If I wasn't such a failure, Jaune Arc wouldn't be dead.

'If you weren't such a failure, Winter Schnee wouldn't have died.'

'You failed, yet again.'

'Someone died from your failure, yet again.'

Tears poured at her eyes, and sobs tore at her throat.

'It is all your fault.'

'It is all your fault, yet again.'

Her mind, brain, thoughts, reason and training.

Her body, heart, feelings, emotions and instincts.

Both held Weiss Schnee accountable for her faults and failures.

And her in the depths of her soul, something whispered to her. 'Once more, you have failed again. Yet again, you shall try.'


Weiss blinked away the nonexistent tears in her eyes. Pyrrha Nikos closed the locker she had just finished using and turned to face Weiss who had just approached her. The tip of her partnership speech on her tongue, but her throat ached from nonexistent sobs. And just over Pyrrha's shoulder, she saw him walk past a glum little sister and her anxious older sister.

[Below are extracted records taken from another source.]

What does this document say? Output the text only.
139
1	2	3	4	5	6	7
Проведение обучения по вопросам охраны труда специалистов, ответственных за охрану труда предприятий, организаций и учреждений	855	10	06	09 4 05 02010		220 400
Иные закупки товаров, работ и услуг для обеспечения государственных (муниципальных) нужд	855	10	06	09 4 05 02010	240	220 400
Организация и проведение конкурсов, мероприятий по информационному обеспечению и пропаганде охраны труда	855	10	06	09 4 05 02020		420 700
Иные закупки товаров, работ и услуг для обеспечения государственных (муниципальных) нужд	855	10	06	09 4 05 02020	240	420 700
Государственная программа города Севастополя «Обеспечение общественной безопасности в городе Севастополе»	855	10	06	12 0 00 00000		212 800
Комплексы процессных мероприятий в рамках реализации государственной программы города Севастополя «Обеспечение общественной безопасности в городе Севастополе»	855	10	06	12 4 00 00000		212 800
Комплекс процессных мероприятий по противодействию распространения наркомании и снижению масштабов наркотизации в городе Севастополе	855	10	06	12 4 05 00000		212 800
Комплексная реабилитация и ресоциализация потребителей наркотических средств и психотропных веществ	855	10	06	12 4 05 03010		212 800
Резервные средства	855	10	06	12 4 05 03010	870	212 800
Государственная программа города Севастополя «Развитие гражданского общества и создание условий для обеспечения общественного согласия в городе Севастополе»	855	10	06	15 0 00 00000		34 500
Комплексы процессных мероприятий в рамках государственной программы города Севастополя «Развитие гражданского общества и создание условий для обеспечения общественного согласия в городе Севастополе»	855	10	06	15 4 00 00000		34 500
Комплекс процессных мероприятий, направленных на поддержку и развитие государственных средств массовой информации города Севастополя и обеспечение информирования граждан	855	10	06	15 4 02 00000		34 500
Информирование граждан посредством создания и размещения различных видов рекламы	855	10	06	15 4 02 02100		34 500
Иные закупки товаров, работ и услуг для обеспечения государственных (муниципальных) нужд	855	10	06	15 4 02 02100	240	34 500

"Ridiculous!" Jaune Arc shouted with a map with unharmed hands. "There's no way I put my gear in locker 636 yesterday! I would've remembered having to count that high!" He whined, able to speak in more than whimpers and chokes. And then he walked last Pyrrha, without even a glance in her direction. "Oh, why does-" He stopped speaking as someone stepped out in front of him, blocking his path.

Her heart flipped and flopped from emotions, and her brain was still trying to process the details of her abilities. So Weiss Schnee stopped him from walking and grabbed him by the collar. "Come with me, you idiot!" Her tone frosty, she yanked him along as she walked.

You're going to survive Beacon's Initiation no matter how many tries it takes us, and then you're out of my hair.